Doppler echocardiography is the most sensitive indicator of any gas embolism, but we do not routinely use it in neurosurgical cases. Hence, fall in EtCo 2 and SpO 2 remains good clinical indicators of venous air embolism (VAE). The mill-wheel heart murmur is considered to be a relatively late sign of VAE, with moderate volumes of gas in the right ventricle (>5 ml/kg/min).

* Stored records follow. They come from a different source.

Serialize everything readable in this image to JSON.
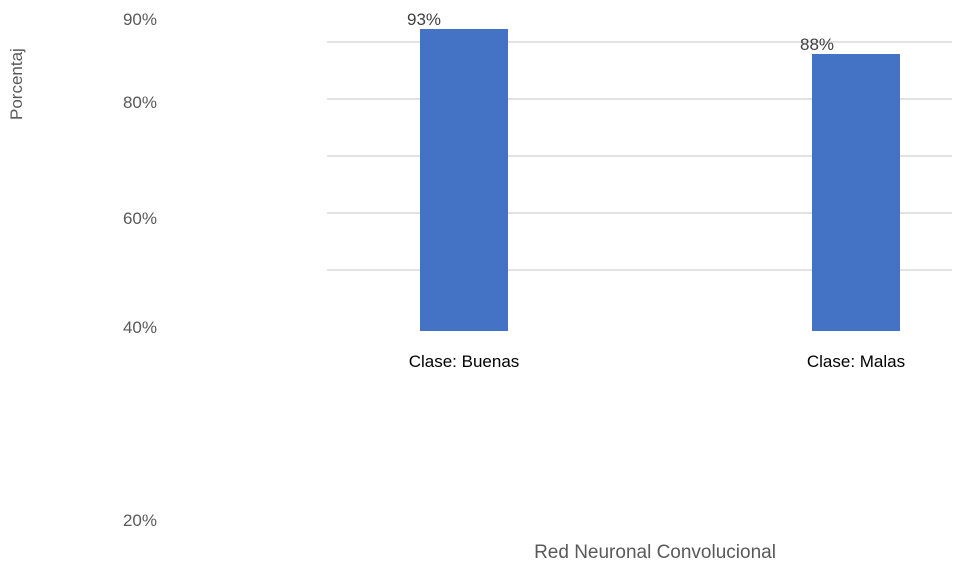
{
  "chart_data": {
    "type": "bar",
    "title": "",
    "ylabel": "Porcentaj",
    "xlabel": "Red Neuronal Convolucional",
    "categories": [
      "Clase: Buenas",
      "Clase: Malas"
    ],
    "series": [
      {
        "values": [
          0.93,
          0.88
        ],
        "data_labels": [
          "93%",
          "88%"
        ]
      }
    ],
    "y_tick_labels": [
      "90%",
      "80%",
      "60%",
      "40%",
      "20%"
    ],
    "grid": true,
    "legend": "none",
    "colors": {
      "bar": "#4472C4",
      "grid": "#D9D9D9",
      "text": "#595959",
      "data_label": "#404040"
    }
  }
}
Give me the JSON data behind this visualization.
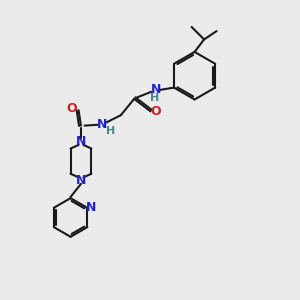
{
  "background_color": "#ebebeb",
  "bond_color": "#1a1a1a",
  "n_color": "#2222cc",
  "o_color": "#cc2020",
  "h_color": "#4a8888",
  "line_width": 1.5,
  "figsize": [
    3.0,
    3.0
  ],
  "dpi": 100,
  "xlim": [
    0,
    10
  ],
  "ylim": [
    0,
    10
  ]
}
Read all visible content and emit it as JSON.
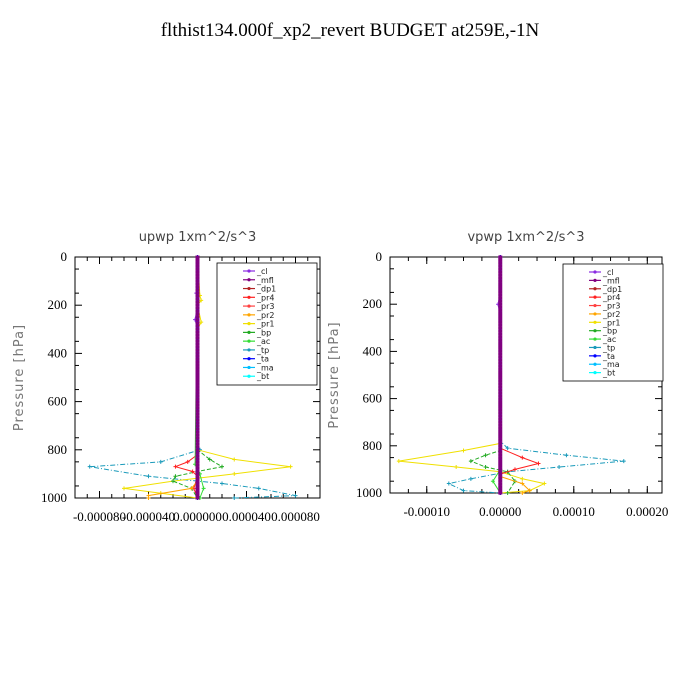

Management of oxygen embolism is similar to VAE, which includes giving 100% oxygen, trendelenburg position, positive intrathoracic pressure, increasing central venous pressure, aspiration of gas through central line, and cardiopulmonary resuscitation if needed  . Nitrous needs to be put off in such cases as it can rapidly expand the gas bubbles, but whether to ventilate the patient with 100% oxygen is of questionable value, as this will diminish the concentration gradient across the alveoli in oxygen embolism cases. However, it is still recommended, as the cause of hypoxia is not clear initially and as O 2 may have other routes of elimination and metabolism , . There are reports stating successful use of hyperbaric oxygen in these cases , .
Despite knowing the hazards of H 2 O 2 , it is still being rampantly used in many institutions as antiseptic and hemostatic agent and thus is still present on our surgical trolley. Accidental mixing or confusion with LA, although a rare mistake, has happened in our operation theater. However, fortunately for us the patient recovered. We must take care that LA is aspirated and kept in syringe separately and not mixed with other syringes. Whenever possible the anesthetist should read and give the agent to the staff and not rely on the staff or operation theater helper for this purpose. We must also monitor the vitals vigilantly during infiltration and irrigation of wounds.